MN: Your books seem to focus on jobs, starting when a job starts and finishing when a job finishes. Is there a particular reason for this?
PdW: I don’t really know what it is. I think that’s true, though. From the ages of sixteen or seventeen, up until my first book came out, every job I had was typically a very menial job. I’m thinking of the work that led to me writing that first book, Ablutions, when I was working in a bar. I was there six years, and around the third or fourth year, I started feeling really desperate. I felt like I should be doing something else and I wasn’t. I remember that feeling of frustration was really, really vivid. It seems to me that an unhappy fit in terms of work environment is the primary cause of unhappiness in contemporary society. That it exists in each book is something I only recognized after the fact, but that dissatisfaction is clearly something that I can access pretty easily and remember very clearly. Now that I’m doing work that I feel more engaged in, I have such a sense of relief. Thinking back to the years of washing dishes and doing construction, I just feel very fortunate. Hopefully I don’t lose that feeling because it makes the work that I’m doing now feel all the more enjoyable.

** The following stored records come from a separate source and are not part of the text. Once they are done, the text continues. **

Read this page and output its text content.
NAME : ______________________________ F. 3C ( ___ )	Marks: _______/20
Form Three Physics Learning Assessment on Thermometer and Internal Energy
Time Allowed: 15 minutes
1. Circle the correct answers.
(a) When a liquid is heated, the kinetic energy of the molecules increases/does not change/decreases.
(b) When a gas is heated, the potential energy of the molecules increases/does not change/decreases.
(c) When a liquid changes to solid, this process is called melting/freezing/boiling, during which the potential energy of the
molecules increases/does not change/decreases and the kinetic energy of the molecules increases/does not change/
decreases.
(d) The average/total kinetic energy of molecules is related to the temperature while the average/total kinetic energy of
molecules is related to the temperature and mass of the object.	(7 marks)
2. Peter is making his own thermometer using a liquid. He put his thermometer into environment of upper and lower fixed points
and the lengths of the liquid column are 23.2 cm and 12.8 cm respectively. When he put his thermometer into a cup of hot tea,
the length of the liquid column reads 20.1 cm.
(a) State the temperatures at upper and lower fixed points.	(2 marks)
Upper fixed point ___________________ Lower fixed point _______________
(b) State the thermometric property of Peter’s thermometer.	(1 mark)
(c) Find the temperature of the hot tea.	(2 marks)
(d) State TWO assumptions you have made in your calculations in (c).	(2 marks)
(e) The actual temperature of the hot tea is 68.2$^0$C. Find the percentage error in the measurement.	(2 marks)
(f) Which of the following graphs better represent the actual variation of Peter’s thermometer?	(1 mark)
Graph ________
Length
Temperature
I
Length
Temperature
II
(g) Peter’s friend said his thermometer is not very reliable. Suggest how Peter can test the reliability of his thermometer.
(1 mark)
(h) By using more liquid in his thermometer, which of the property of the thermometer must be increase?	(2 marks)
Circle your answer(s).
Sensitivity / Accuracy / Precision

MN: Do you have any plans for what’s next?
PdW: I might lose this next book but I have an idea of an explorer on a boat whose job is to map unknown territories and he meets all sorts of interesting people. In my mind, I’ve begun to think of this book as the third book in an anti-historical novel trilogy. I think of Undermajordomo Minor and The Sisters Brothers as being linked in some way. I feel they’re paired thematically and also in terms of language. I don’t know if I’ll continue to work in this bygone era mode, but I feel like I do have at least one more book in me that will be written in that fashion.
This interview has been edited and condensed for clarity.